What’s most important to us, however, is that we’re doing everything in real time. We don’t want to train a model on historical data and then activate it later; we want to evaluate all of that data in real time. That’s why we had to co-locate within the SSPs — so we can see bid requests as they come in as they come in to predict the probability of conversion in real-time. Co-locating comes with hardware and infrastructure challenges, but it’s key to our model.
Has your thinking about curation evolved as AI and decisioning capabilities have matured?
Yes and no. We approached curation with AI from the beginning. For us, curation isn’t a standalone product or workflow layer — it’s a mechanism to enable the latest in AI. From the beginning, we believed deep learning models were going to change the industry. When we first started, that was a hard sell. People thought deep learning was too slow for programmatic advertising and wouldn’t deliver any uplift in performance.

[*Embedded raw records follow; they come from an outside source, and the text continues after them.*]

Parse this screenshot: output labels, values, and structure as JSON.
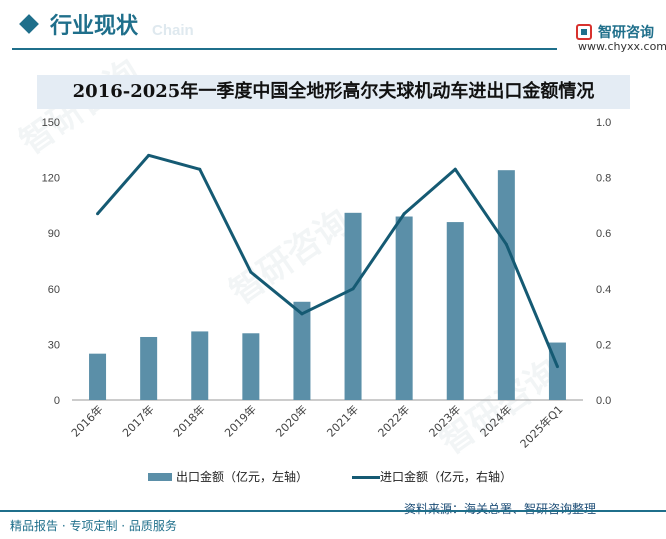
{
  "header": {
    "title": "行业现状",
    "subtitle_en": "Chain"
  },
  "brand": {
    "name": "智研咨询",
    "url": "www.chyxx.com",
    "watermark": "智研咨询"
  },
  "chart_data": {
    "type": "bar",
    "title": "2016-2025年一季度中国全地形高尔夫球机动车进出口金额情况",
    "categories": [
      "2016年",
      "2017年",
      "2018年",
      "2019年",
      "2020年",
      "2021年",
      "2022年",
      "2023年",
      "2024年",
      "2025年Q1"
    ],
    "series": [
      {
        "name": "出口金额（亿元，左轴）",
        "type": "bar",
        "axis": "left",
        "color": "#5b8fa8",
        "values": [
          25,
          34,
          37,
          36,
          53,
          101,
          99,
          96,
          124,
          31
        ]
      },
      {
        "name": "进口金额（亿元，右轴）",
        "type": "line",
        "axis": "right",
        "color": "#155a73",
        "values": [
          0.67,
          0.88,
          0.83,
          0.46,
          0.31,
          0.4,
          0.67,
          0.83,
          0.56,
          0.12
        ]
      }
    ],
    "y_left": {
      "min": 0,
      "max": 150,
      "ticks": [
        "0",
        "30",
        "60",
        "90",
        "120",
        "150"
      ]
    },
    "y_right": {
      "min": 0,
      "max": 1.0,
      "ticks": [
        "0.0",
        "0.2",
        "0.4",
        "0.6",
        "0.8",
        "1.0"
      ]
    },
    "grid": false,
    "legend": "bottom"
  },
  "source": "资料来源：海关总署、智研咨询整理",
  "footer": "精品报告 · 专项定制 · 品质服务"
}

ChatGPT has certainly changed a lot of minds, but I still think much of the industry looks at AI primarily for workflow automation. That’s an important component, but our focus has always been on real-time prediction. We want to give the deep learning model all of the data we can so it can evaluate the user and the context together and make a decision in the moment.

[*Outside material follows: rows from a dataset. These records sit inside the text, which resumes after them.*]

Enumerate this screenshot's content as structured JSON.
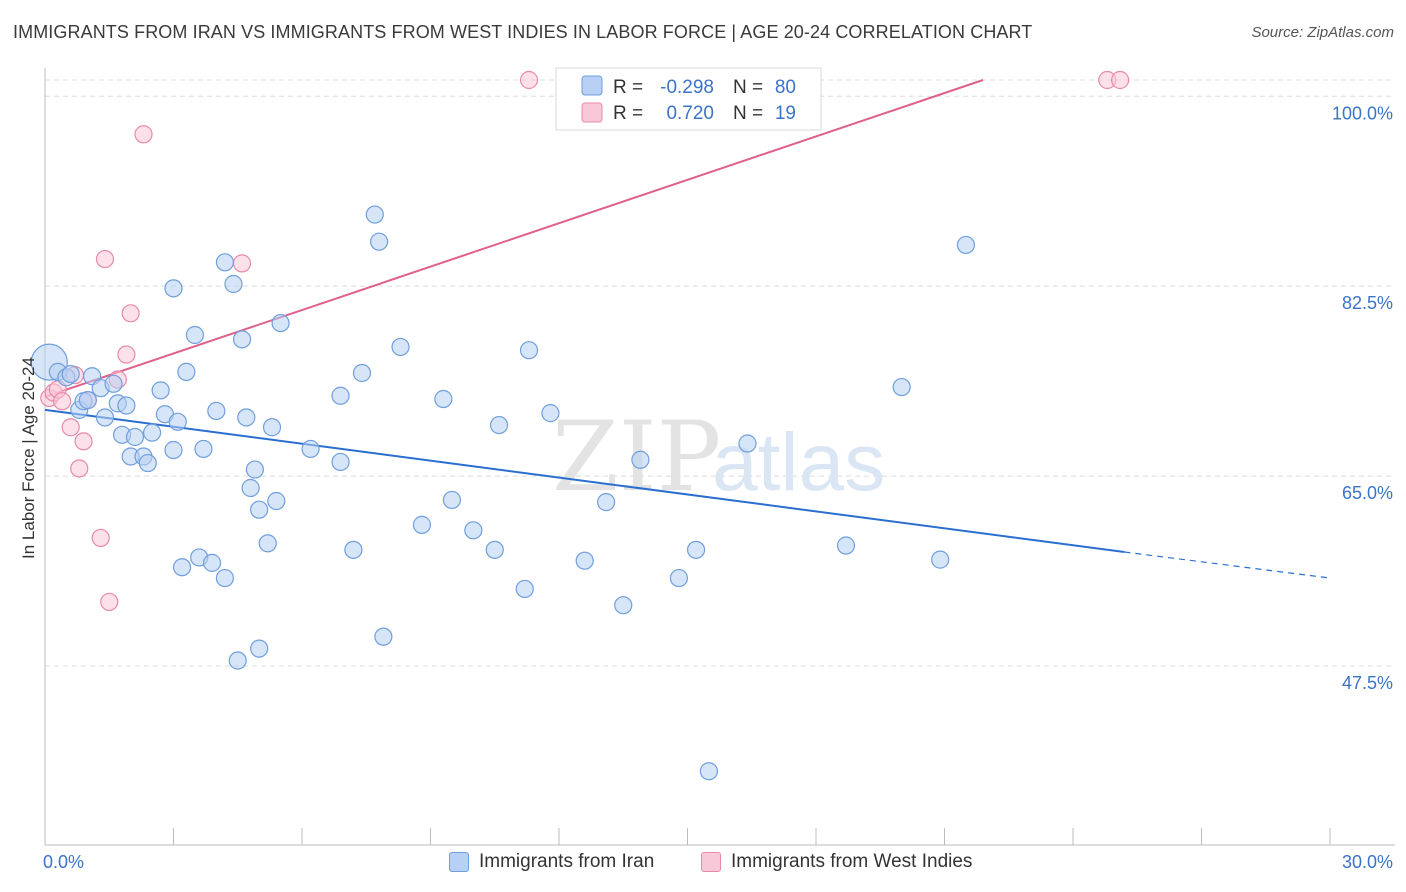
{
  "title": "IMMIGRANTS FROM IRAN VS IMMIGRANTS FROM WEST INDIES IN LABOR FORCE | AGE 20-24 CORRELATION CHART",
  "source": "Source: ZipAtlas.com",
  "watermark": {
    "zip": "ZIP",
    "atlas": "atlas"
  },
  "legend": {
    "iran": {
      "r_label": "R =",
      "r_value": "-0.298",
      "n_label": "N =",
      "n_value": "80"
    },
    "west_indies": {
      "r_label": "R =",
      "r_value": "0.720",
      "n_label": "N =",
      "n_value": "19"
    }
  },
  "x_axis": {
    "min_label": "0.0%",
    "max_label": "30.0%"
  },
  "chart_data": {
    "type": "scatter",
    "title": "IMMIGRANTS FROM IRAN VS IMMIGRANTS FROM WEST INDIES IN LABOR FORCE | AGE 20-24 CORRELATION CHART",
    "xlabel": "",
    "ylabel": "In Labor Force | Age 20-24",
    "xlim": [
      0,
      30
    ],
    "ylim": [
      31,
      101.5
    ],
    "y_ticks": [
      47.5,
      65.0,
      82.5,
      100.0
    ],
    "y_tick_labels": [
      "47.5%",
      "65.0%",
      "82.5%",
      "100.0%"
    ],
    "grid": true,
    "legend_position": "bottom",
    "colors": {
      "iran": "#6f9fdd",
      "iran_fill": "#b7d0f3",
      "iran_line": "#2a6fd0",
      "west_indies": "#e88aa8",
      "west_indies_fill": "#f9c8d8",
      "west_indies_line": "#e0608a",
      "tick_label": "#3b73c9"
    },
    "series": [
      {
        "name": "Immigrants from Iran",
        "key": "iran",
        "stats": {
          "R": -0.298,
          "N": 80
        },
        "trend": {
          "x0": 0,
          "y0": 71.1,
          "x1": 25.2,
          "y1": 58.0,
          "dash_x1": 30,
          "dash_y1": 55.6
        },
        "points": [
          {
            "x": 0.1,
            "y": 75.5,
            "big": true
          },
          {
            "x": 0.3,
            "y": 74.6
          },
          {
            "x": 0.5,
            "y": 74.1
          },
          {
            "x": 0.6,
            "y": 74.4
          },
          {
            "x": 0.8,
            "y": 71.1
          },
          {
            "x": 0.9,
            "y": 71.9
          },
          {
            "x": 1.0,
            "y": 72.0
          },
          {
            "x": 1.1,
            "y": 74.2
          },
          {
            "x": 1.3,
            "y": 73.1
          },
          {
            "x": 1.4,
            "y": 70.4
          },
          {
            "x": 1.6,
            "y": 73.5
          },
          {
            "x": 1.7,
            "y": 71.7
          },
          {
            "x": 1.8,
            "y": 68.8
          },
          {
            "x": 1.9,
            "y": 71.5
          },
          {
            "x": 2.0,
            "y": 66.8
          },
          {
            "x": 2.1,
            "y": 68.6
          },
          {
            "x": 2.3,
            "y": 66.8
          },
          {
            "x": 2.4,
            "y": 66.2
          },
          {
            "x": 2.5,
            "y": 69.0
          },
          {
            "x": 2.7,
            "y": 72.9
          },
          {
            "x": 2.8,
            "y": 70.7
          },
          {
            "x": 3.0,
            "y": 82.3
          },
          {
            "x": 3.0,
            "y": 67.4
          },
          {
            "x": 3.1,
            "y": 70.0
          },
          {
            "x": 3.2,
            "y": 56.6
          },
          {
            "x": 3.3,
            "y": 74.6
          },
          {
            "x": 3.5,
            "y": 78.0
          },
          {
            "x": 3.6,
            "y": 57.5
          },
          {
            "x": 3.7,
            "y": 67.5
          },
          {
            "x": 3.9,
            "y": 57.0
          },
          {
            "x": 4.0,
            "y": 71.0
          },
          {
            "x": 4.2,
            "y": 84.7
          },
          {
            "x": 4.2,
            "y": 55.6
          },
          {
            "x": 4.4,
            "y": 82.7
          },
          {
            "x": 4.5,
            "y": 48.0
          },
          {
            "x": 4.6,
            "y": 77.6
          },
          {
            "x": 4.7,
            "y": 70.4
          },
          {
            "x": 4.8,
            "y": 63.9
          },
          {
            "x": 4.9,
            "y": 65.6
          },
          {
            "x": 5.0,
            "y": 61.9
          },
          {
            "x": 5.0,
            "y": 49.1
          },
          {
            "x": 5.2,
            "y": 58.8
          },
          {
            "x": 5.3,
            "y": 69.5
          },
          {
            "x": 5.4,
            "y": 62.7
          },
          {
            "x": 5.5,
            "y": 79.1
          },
          {
            "x": 6.2,
            "y": 67.5
          },
          {
            "x": 6.9,
            "y": 66.3
          },
          {
            "x": 6.9,
            "y": 72.4
          },
          {
            "x": 7.2,
            "y": 58.2
          },
          {
            "x": 7.4,
            "y": 74.5
          },
          {
            "x": 7.7,
            "y": 89.1
          },
          {
            "x": 7.8,
            "y": 86.6
          },
          {
            "x": 7.9,
            "y": 50.2
          },
          {
            "x": 8.3,
            "y": 76.9
          },
          {
            "x": 8.8,
            "y": 60.5
          },
          {
            "x": 9.3,
            "y": 72.1
          },
          {
            "x": 9.5,
            "y": 62.8
          },
          {
            "x": 10.0,
            "y": 60.0
          },
          {
            "x": 10.5,
            "y": 58.2
          },
          {
            "x": 10.6,
            "y": 69.7
          },
          {
            "x": 11.2,
            "y": 54.6
          },
          {
            "x": 11.3,
            "y": 76.6
          },
          {
            "x": 11.8,
            "y": 70.8
          },
          {
            "x": 12.6,
            "y": 57.2
          },
          {
            "x": 13.1,
            "y": 62.6
          },
          {
            "x": 13.5,
            "y": 53.1
          },
          {
            "x": 13.9,
            "y": 66.5
          },
          {
            "x": 14.8,
            "y": 55.6
          },
          {
            "x": 15.2,
            "y": 58.2
          },
          {
            "x": 16.4,
            "y": 68.0
          },
          {
            "x": 15.5,
            "y": 37.8
          },
          {
            "x": 18.7,
            "y": 58.6
          },
          {
            "x": 20.0,
            "y": 73.2
          },
          {
            "x": 20.9,
            "y": 57.3
          },
          {
            "x": 21.5,
            "y": 86.3
          }
        ]
      },
      {
        "name": "Immigrants from West Indies",
        "key": "west_indies",
        "stats": {
          "R": 0.72,
          "N": 19
        },
        "trend": {
          "x0": 0,
          "y0": 72.3,
          "x1": 21.9,
          "y1": 101.5
        },
        "points": [
          {
            "x": 0.1,
            "y": 72.2
          },
          {
            "x": 0.2,
            "y": 72.7
          },
          {
            "x": 0.3,
            "y": 73.0
          },
          {
            "x": 0.4,
            "y": 71.9
          },
          {
            "x": 0.6,
            "y": 69.5
          },
          {
            "x": 0.7,
            "y": 74.3
          },
          {
            "x": 0.8,
            "y": 65.7
          },
          {
            "x": 0.9,
            "y": 68.2
          },
          {
            "x": 1.0,
            "y": 72.0
          },
          {
            "x": 1.3,
            "y": 59.3
          },
          {
            "x": 1.4,
            "y": 85.0
          },
          {
            "x": 1.5,
            "y": 53.4
          },
          {
            "x": 1.7,
            "y": 73.9
          },
          {
            "x": 1.9,
            "y": 76.2
          },
          {
            "x": 2.0,
            "y": 80.0
          },
          {
            "x": 2.3,
            "y": 96.5
          },
          {
            "x": 4.6,
            "y": 84.6
          },
          {
            "x": 11.3,
            "y": 101.5
          },
          {
            "x": 24.8,
            "y": 101.5
          },
          {
            "x": 25.1,
            "y": 101.5
          }
        ]
      }
    ]
  },
  "bottom_legend": {
    "iran_label": "Immigrants from Iran",
    "west_indies_label": "Immigrants from West Indies"
  }
}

When we talk about AI, we’re talking about making better, smarter predictions for the client so we can optimize buying and reduce waste. That distinction is important to me.
Curation is what makes that possible. It allows us to shape the opportunity upstream — before the bid ever reaches the DSP — so buyers can access intelligence in real time, regardless of the platform they use. That’s what makes it powerful. And that’s why I believe it’s becoming such an important part of how intelligence is expressed in programmatic.
Before we let you go, what’s one shift in mindset or strategy that you think advertisers or agencies should be making now to build more effective, future-ready programmatic campaigns?
Advertisers need to move from asking “What inventory am I buying?” to asking “What signals are shaping the bid decision?"
There’s a growing opportunity to evaluate richer real-time signals before a bid is ever submitted. Advertisers should understand whether their partners are simply packaging inventory, or actively shaping decision logic using those signals.